Google has many, many uses. From creating shared documents and presentations to basic email, it seems like Google does it all! For teachers, and homeschooling families, Google Forms can be a huge time saver.
First you need to create a Google account. This is super easy. You need to pick a username and input some personal information.
You can do this in an instant, or almost.
Next, figure out if your students (high school aged or older) have personal Google accounts. If yes, you can share things directly to their account. Some schools, including mine, provide all students, faculty, and staff with Google hosted accounts. Every time a student logs into the internet, they will be able to access Drive, and through Drive, Forms. They can also receive direct sharing of documents and other Google hosted projects.
If your students don’t have Google accounts, no worries! You can share via a link or through social media.
Forms are pretty easy to customize while still maintaining some universal features. You can change the theme for the live forms, and you can change the answer mode and make some (or all) questions required.
The creator writes the questions and answers. Questions can be basic multiple choice or more complex open ended essay responses. You can change the route of the test based on how a student answers. Once you have the questions all set up, simply share the form to everyone involved.
Boom! Just like that you have yourself a test.
So, you’ve made yourself a test. Now what?
Ideally, your students will submit their completed tests via Google. Automatically, Google collects all results and puts it into a pretty spreadsheet for you.
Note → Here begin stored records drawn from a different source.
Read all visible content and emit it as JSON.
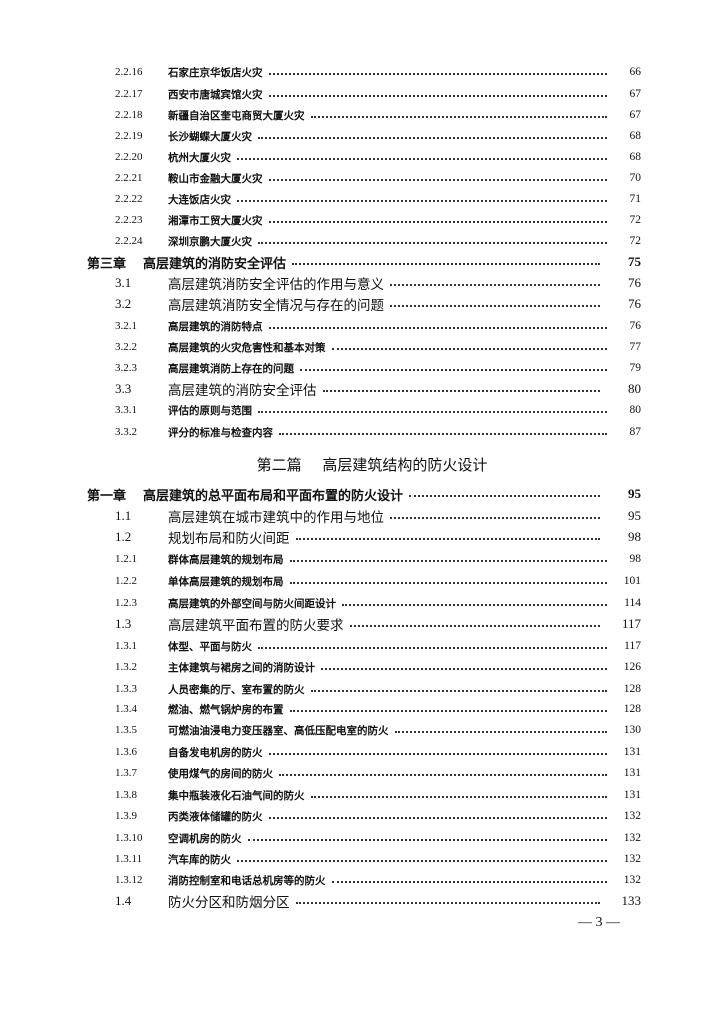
{
  "entries_a": [
    {
      "level": "sub",
      "num": "2.2.16",
      "title": "石家庄京华饭店火灾",
      "page": "66"
    },
    {
      "level": "sub",
      "num": "2.2.17",
      "title": "西安市唐城宾馆火灾",
      "page": "67"
    },
    {
      "level": "sub",
      "num": "2.2.18",
      "title": "新疆自治区奎屯商贸大厦火灾",
      "page": "67"
    },
    {
      "level": "sub",
      "num": "2.2.19",
      "title": "长沙蝴蝶大厦火灾",
      "page": "68"
    },
    {
      "level": "sub",
      "num": "2.2.20",
      "title": "杭州大厦火灾",
      "page": "68"
    },
    {
      "level": "sub",
      "num": "2.2.21",
      "title": "鞍山市金融大厦火灾",
      "page": "70"
    },
    {
      "level": "sub",
      "num": "2.2.22",
      "title": "大连饭店火灾",
      "page": "71"
    },
    {
      "level": "sub",
      "num": "2.2.23",
      "title": "湘潭市工贸大厦火灾",
      "page": "72"
    },
    {
      "level": "sub",
      "num": "2.2.24",
      "title": "深圳京鹏大厦火灾",
      "page": "72"
    },
    {
      "level": "chap",
      "num": "第三章",
      "title": "高层建筑的消防安全评估",
      "page": "75"
    },
    {
      "level": "sec",
      "num": "3.1",
      "title": "高层建筑消防安全评估的作用与意义",
      "page": "76"
    },
    {
      "level": "sec",
      "num": "3.2",
      "title": "高层建筑消防安全情况与存在的问题",
      "page": "76"
    },
    {
      "level": "sub",
      "num": "3.2.1",
      "title": "高层建筑的消防特点",
      "page": "76"
    },
    {
      "level": "sub",
      "num": "3.2.2",
      "title": "高层建筑的火灾危害性和基本对策",
      "page": "77"
    },
    {
      "level": "sub",
      "num": "3.2.3",
      "title": "高层建筑消防上存在的问题",
      "page": "79"
    },
    {
      "level": "sec",
      "num": "3.3",
      "title": "高层建筑的消防安全评估",
      "page": "80"
    },
    {
      "level": "sub",
      "num": "3.3.1",
      "title": "评估的原则与范围",
      "page": "80"
    },
    {
      "level": "sub",
      "num": "3.3.2",
      "title": "评分的标准与检查内容",
      "page": "87"
    }
  ],
  "part": {
    "label": "第二篇",
    "title": "高层建筑结构的防火设计"
  },
  "entries_b": [
    {
      "level": "chap",
      "num": "第一章",
      "title": "高层建筑的总平面布局和平面布置的防火设计",
      "page": "95"
    },
    {
      "level": "sec",
      "num": "1.1",
      "title": "高层建筑在城市建筑中的作用与地位",
      "page": "95"
    },
    {
      "level": "sec",
      "num": "1.2",
      "title": "规划布局和防火间距",
      "page": "98"
    },
    {
      "level": "sub",
      "num": "1.2.1",
      "title": "群体高层建筑的规划布局",
      "page": "98"
    },
    {
      "level": "sub",
      "num": "1.2.2",
      "title": "单体高层建筑的规划布局",
      "page": "101"
    },
    {
      "level": "sub",
      "num": "1.2.3",
      "title": "高层建筑的外部空间与防火间距设计",
      "page": "114"
    },
    {
      "level": "sec",
      "num": "1.3",
      "title": "高层建筑平面布置的防火要求",
      "page": "117"
    },
    {
      "level": "sub",
      "num": "1.3.1",
      "title": "体型、平面与防火",
      "page": "117"
    },
    {
      "level": "sub",
      "num": "1.3.2",
      "title": "主体建筑与裙房之间的消防设计",
      "page": "126"
    },
    {
      "level": "sub",
      "num": "1.3.3",
      "title": "人员密集的厅、室布置的防火",
      "page": "128"
    },
    {
      "level": "sub",
      "num": "1.3.4",
      "title": "燃油、燃气锅炉房的布置",
      "page": "128"
    },
    {
      "level": "sub",
      "num": "1.3.5",
      "title": "可燃油油浸电力变压器室、高低压配电室的防火",
      "page": "130"
    },
    {
      "level": "sub",
      "num": "1.3.6",
      "title": "自备发电机房的防火",
      "page": "131"
    },
    {
      "level": "sub",
      "num": "1.3.7",
      "title": "使用煤气的房间的防火",
      "page": "131"
    },
    {
      "level": "sub",
      "num": "1.3.8",
      "title": "集中瓶装液化石油气间的防火",
      "page": "131"
    },
    {
      "level": "sub",
      "num": "1.3.9",
      "title": "丙类液体储罐的防火",
      "page": "132"
    },
    {
      "level": "sub",
      "num": "1.3.10",
      "title": "空调机房的防火",
      "page": "132"
    },
    {
      "level": "sub",
      "num": "1.3.11",
      "title": "汽车库的防火",
      "page": "132"
    },
    {
      "level": "sub",
      "num": "1.3.12",
      "title": "消防控制室和电话总机房等的防火",
      "page": "132"
    },
    {
      "level": "sec",
      "num": "1.4",
      "title": "防火分区和防烟分区",
      "page": "133"
    }
  ],
  "page_number": "— 3 —"
}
It’s beautiful, seriously. All of your students’ answers to your assessment questions are in one place. No more flipping through dozens of tests to see how many people answered on particular question. Nope! Now you can visually see how everyone answered question 5.
Want to make it better? Use the Chrome browser and get yourself Flubaroo. This add-on allows the teacher to create an answer key for any and all Google Forms tests. Then the program grades your assessments for you.
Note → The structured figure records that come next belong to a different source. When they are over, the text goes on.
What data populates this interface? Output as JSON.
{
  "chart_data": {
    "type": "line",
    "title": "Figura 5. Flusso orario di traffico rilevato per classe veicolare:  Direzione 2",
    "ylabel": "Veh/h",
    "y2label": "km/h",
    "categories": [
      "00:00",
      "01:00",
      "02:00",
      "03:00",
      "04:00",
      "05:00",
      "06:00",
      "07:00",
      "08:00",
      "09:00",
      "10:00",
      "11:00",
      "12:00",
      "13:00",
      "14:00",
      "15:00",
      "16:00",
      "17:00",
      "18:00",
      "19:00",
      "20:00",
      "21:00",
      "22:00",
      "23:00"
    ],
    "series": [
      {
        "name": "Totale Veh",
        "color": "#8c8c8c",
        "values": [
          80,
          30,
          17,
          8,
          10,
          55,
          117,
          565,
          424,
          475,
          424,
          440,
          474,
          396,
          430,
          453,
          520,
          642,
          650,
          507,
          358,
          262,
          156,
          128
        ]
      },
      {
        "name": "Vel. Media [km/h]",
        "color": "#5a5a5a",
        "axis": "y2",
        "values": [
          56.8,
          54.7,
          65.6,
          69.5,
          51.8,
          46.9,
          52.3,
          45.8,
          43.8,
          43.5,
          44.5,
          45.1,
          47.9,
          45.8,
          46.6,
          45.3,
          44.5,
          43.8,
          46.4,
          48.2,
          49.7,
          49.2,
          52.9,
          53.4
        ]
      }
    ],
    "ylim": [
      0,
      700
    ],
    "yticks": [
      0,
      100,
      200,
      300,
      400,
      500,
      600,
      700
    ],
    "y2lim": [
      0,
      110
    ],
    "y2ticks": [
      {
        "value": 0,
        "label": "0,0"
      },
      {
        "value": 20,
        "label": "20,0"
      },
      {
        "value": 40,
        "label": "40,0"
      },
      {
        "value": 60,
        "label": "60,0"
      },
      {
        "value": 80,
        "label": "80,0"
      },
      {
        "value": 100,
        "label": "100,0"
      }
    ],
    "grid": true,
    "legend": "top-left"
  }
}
Take a minute. Let that sink in.
Yes, now instead of painstakingly grading, graphing, charting, and analyzing your kids’ assessments, you will be gifted with a lovely spreadsheet with percentage grades already done for you. A spreadsheet that you can save and collect and use to track student growth over time. And it is for free!
Forms is not just for tests, either. You can use this awesome resource in a multitude of ways.
I’ve used it to collect parent contact info at the beginning of the year. You can also create surveys through this or get reaction to a policy change or recent professional development session. Collect RSVPs to a party or event through Forms, and take the guess work out of who is bringing what. If you have data collection needs, Forms is the tool you want to use.
How do you collect and track data in your classroom or home school?